Bodenabläufe aus Kupferrostet bei normalem Gebrauch selten,Sie können jedoch unter rauen Bedingungen korrodieren. Nachfolgend finden Sie eine vereinfachte Aufschlüsselung ihrer Resistenz, Risikofaktoren und Wartung.
1. Warum Kupfer nicht so leicht rostet
Schutzfolie: Kupfer reagiert mit Luft und Feuchtigkeit und bildet einen dünnen, stabilen Oxidfilm (z. B. Cu₂O oder Cu₂(OH)₂CO₃). Dieser Film blockiert weitere Korrosion und fungiert als natürliche Barriere.
Niedrige Korrosionsrate: Laut ASTM B117-Salzsprühtests liegt die jährliche Korrosionsrate von reinem Kupfer unter 0,05 mm (deutlich niedriger als die von 0,8–1,2 mm bei verzinktem Stahl), wodurch es in Badezimmern/Waschküchen langlebig ist.
2. Wann Korrosion (nicht Rost) auftreten kann
Kupfer „rostet“ nicht (eine Bezeichnung für Eisenoxid), kann aber korrodieren, wenn:
Es ist langfristig-starken Chemikalien (z. B. sauren Reinigungsmitteln, Bleichmitteln) ausgesetzt, die den Schutzfilm beschädigen.
In feuchten Bereichen berührt es andere Metalle (z. B. Eisenrohre) und verursacht galvanische Korrosion.
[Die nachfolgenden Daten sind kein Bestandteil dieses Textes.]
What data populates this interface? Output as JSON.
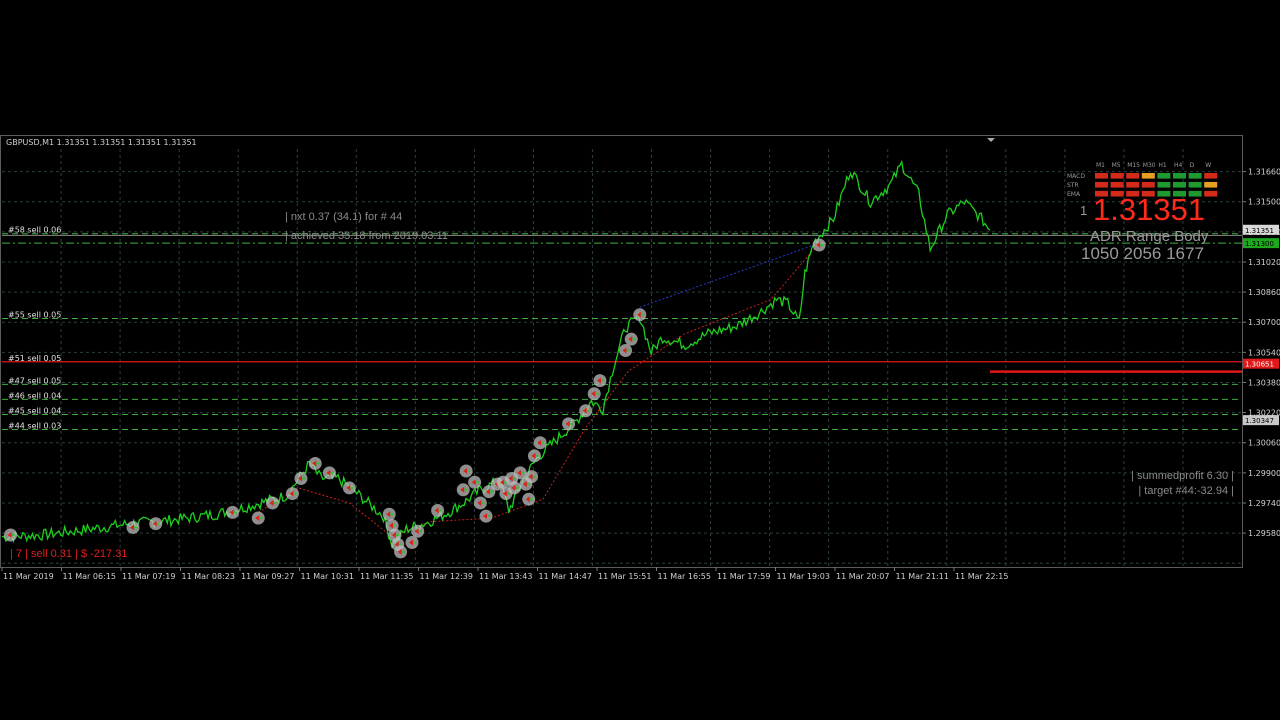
{
  "header": {
    "symbol_line": "GBPUSD,M1  1.31351 1.31351 1.31351 1.31351"
  },
  "colors": {
    "background": "#000000",
    "grid": "#2c3e3e",
    "price_line": "#1ecf1e",
    "sell_level": "#3fae3f",
    "stop_level": "#e01818",
    "current_price": "#ff2a1a",
    "marker_circle": "#bdbdbd",
    "trail_red": "#c82020",
    "trail_blue": "#2a3cc8"
  },
  "chart_data": {
    "type": "line",
    "symbol": "GBPUSD",
    "timeframe": "M1",
    "x_tick_labels": [
      "11 Mar 2019",
      "11 Mar 06:15",
      "11 Mar 07:19",
      "11 Mar 08:23",
      "11 Mar 09:27",
      "11 Mar 10:31",
      "11 Mar 11:35",
      "11 Mar 12:39",
      "11 Mar 13:43",
      "11 Mar 14:47",
      "11 Mar 15:51",
      "11 Mar 16:55",
      "11 Mar 17:59",
      "11 Mar 19:03",
      "11 Mar 20:07",
      "11 Mar 21:11",
      "11 Mar 22:15"
    ],
    "y_tick_labels": [
      "1.31660",
      "1.31500",
      "1.31180",
      "1.31020",
      "1.30860",
      "1.30700",
      "1.30540",
      "1.30380",
      "1.30220",
      "1.30060",
      "1.29900",
      "1.29740",
      "1.29580"
    ],
    "y_ticks": [
      1.3166,
      1.315,
      1.3134,
      1.3118,
      1.3102,
      1.3086,
      1.307,
      1.3054,
      1.3038,
      1.3022,
      1.3006,
      1.299,
      1.2974,
      1.2958
    ],
    "ylim": [
      1.2956,
      1.3178
    ],
    "grid": true,
    "price_series": [
      [
        0,
        1.2972
      ],
      [
        14,
        1.2973
      ],
      [
        30,
        1.2976
      ],
      [
        45,
        1.2979
      ],
      [
        60,
        1.2981
      ],
      [
        75,
        1.2984
      ],
      [
        86,
        1.2988
      ],
      [
        100,
        1.2994
      ],
      [
        108,
        1.3011
      ],
      [
        112,
        1.3003
      ],
      [
        118,
        1.3003
      ],
      [
        124,
        1.2996
      ],
      [
        134,
        1.2983
      ],
      [
        137,
        1.2968
      ],
      [
        142,
        1.2976
      ],
      [
        150,
        1.298
      ],
      [
        158,
        1.2986
      ],
      [
        163,
        1.2991
      ],
      [
        168,
        1.2997
      ],
      [
        175,
        1.3002
      ],
      [
        178,
        1.2986
      ],
      [
        183,
        1.3002
      ],
      [
        188,
        1.3014
      ],
      [
        195,
        1.3024
      ],
      [
        202,
        1.3034
      ],
      [
        207,
        1.3044
      ],
      [
        211,
        1.304
      ],
      [
        215,
        1.3064
      ],
      [
        219,
        1.3083
      ],
      [
        224,
        1.3089
      ],
      [
        228,
        1.307
      ],
      [
        232,
        1.3078
      ],
      [
        240,
        1.3074
      ],
      [
        248,
        1.308
      ],
      [
        258,
        1.3084
      ],
      [
        266,
        1.3091
      ],
      [
        272,
        1.3098
      ],
      [
        276,
        1.3096
      ],
      [
        280,
        1.3086
      ],
      [
        282,
        1.3112
      ],
      [
        285,
        1.3128
      ],
      [
        292,
        1.3141
      ],
      [
        298,
        1.3167
      ],
      [
        305,
        1.315
      ],
      [
        312,
        1.3159
      ],
      [
        316,
        1.317
      ],
      [
        322,
        1.3154
      ],
      [
        326,
        1.3125
      ],
      [
        332,
        1.3143
      ],
      [
        338,
        1.315
      ],
      [
        344,
        1.3141
      ],
      [
        347,
        1.3135
      ]
    ],
    "current_price": "1.31351",
    "level_tags": [
      "1.31351",
      "1.31300",
      "1.30651",
      "1.30347"
    ],
    "sell_levels": [
      {
        "label": "#58 sell 0.06",
        "price": 1.3133
      },
      {
        "label": "#55 sell 0.05",
        "price": 1.3088
      },
      {
        "label": "#51 sell 0.05",
        "price": 1.3065
      },
      {
        "label": "#47 sell 0.05",
        "price": 1.3053
      },
      {
        "label": "#46 sell 0.04",
        "price": 1.3045
      },
      {
        "label": "#45 sell 0.04",
        "price": 1.3037
      },
      {
        "label": "#44 sell 0.03",
        "price": 1.3029
      }
    ],
    "markers": [
      [
        3,
        1.2973
      ],
      [
        46,
        1.2977
      ],
      [
        54,
        1.2979
      ],
      [
        81,
        1.2985
      ],
      [
        90,
        1.2982
      ],
      [
        95,
        1.299
      ],
      [
        102,
        1.2995
      ],
      [
        105,
        1.3003
      ],
      [
        110,
        1.3011
      ],
      [
        115,
        1.3006
      ],
      [
        122,
        1.2998
      ],
      [
        136,
        1.2984
      ],
      [
        137,
        1.2978
      ],
      [
        138,
        1.2973
      ],
      [
        139,
        1.2968
      ],
      [
        140,
        1.2964
      ],
      [
        144,
        1.2969
      ],
      [
        146,
        1.2975
      ],
      [
        153,
        1.2986
      ],
      [
        162,
        1.2997
      ],
      [
        163,
        1.3007
      ],
      [
        166,
        1.3001
      ],
      [
        168,
        1.299
      ],
      [
        170,
        1.2983
      ],
      [
        171,
        1.2996
      ],
      [
        174,
        1.3
      ],
      [
        176,
        1.3001
      ],
      [
        177,
        1.2995
      ],
      [
        179,
        1.3003
      ],
      [
        180,
        1.2998
      ],
      [
        182,
        1.3006
      ],
      [
        184,
        1.3
      ],
      [
        185,
        1.2992
      ],
      [
        186,
        1.3004
      ],
      [
        187,
        1.3015
      ],
      [
        189,
        1.3022
      ],
      [
        199,
        1.3032
      ],
      [
        205,
        1.3039
      ],
      [
        208,
        1.3048
      ],
      [
        210,
        1.3055
      ],
      [
        219,
        1.3071
      ],
      [
        221,
        1.3077
      ],
      [
        224,
        1.309
      ],
      [
        287,
        1.3127
      ]
    ]
  },
  "overlays": {
    "next_text": "| nxt 0.37 (34.1) for # 44",
    "achieved_text": "| achieved 33.18 from 2019.03.11",
    "position_text": "| 7 | sell 0.31 | $ -217.31",
    "summed_text": "| summedprofit 6.30 |",
    "target_text": "| target #44:-32.94 |",
    "price_prefix": "1",
    "big_price": "1.31351",
    "adr_labels": "ADR   Range   Body",
    "adr_values": "1050   2056  1677",
    "indicator_panel": {
      "row_labels": [
        "MACD",
        "STR",
        "EMA"
      ],
      "timeframes": [
        "M1",
        "M5",
        "M15",
        "M30",
        "H1",
        "H4",
        "D",
        "W"
      ],
      "cells": [
        [
          "red",
          "red",
          "red",
          "orange",
          "green",
          "green",
          "green",
          "red"
        ],
        [
          "red",
          "red",
          "red",
          "red",
          "green",
          "green",
          "green",
          "orange"
        ],
        [
          "red",
          "red",
          "red",
          "red",
          "green",
          "green",
          "green",
          "red"
        ]
      ]
    }
  }
}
Es handelt sich um eine Kupferlegierung mit geringer-Reinheit (mit Verunreinigungen wie Blei), die einen schwächeren Widerstand aufweist.
3. Wie man es in gutem Zustand hält
Verwenden Sie milde, neutrale Reinigungsmittel (säurehaltige/alkalische Produkte vermeiden) und weiche Tücher (keine Stahlwolle).
Verwenden Sie Gummi-/Kunststoff-Unterlegscheiben, um den Kupferabfluss während der Installation von anderen Metallen zu trennen.
Entfernen Sie regelmäßig Schmutz und wischen Sie die Oberfläche nach Gebrauch trocken.
Letzter Imbiss
Bodenabläufe aus Kupfer sind rost{0}beständig und langlebig-für den Heimgebrauch. Bei einfacher Wartung können sie 10–20 Jahre oder länger in gutem Zustand bleiben.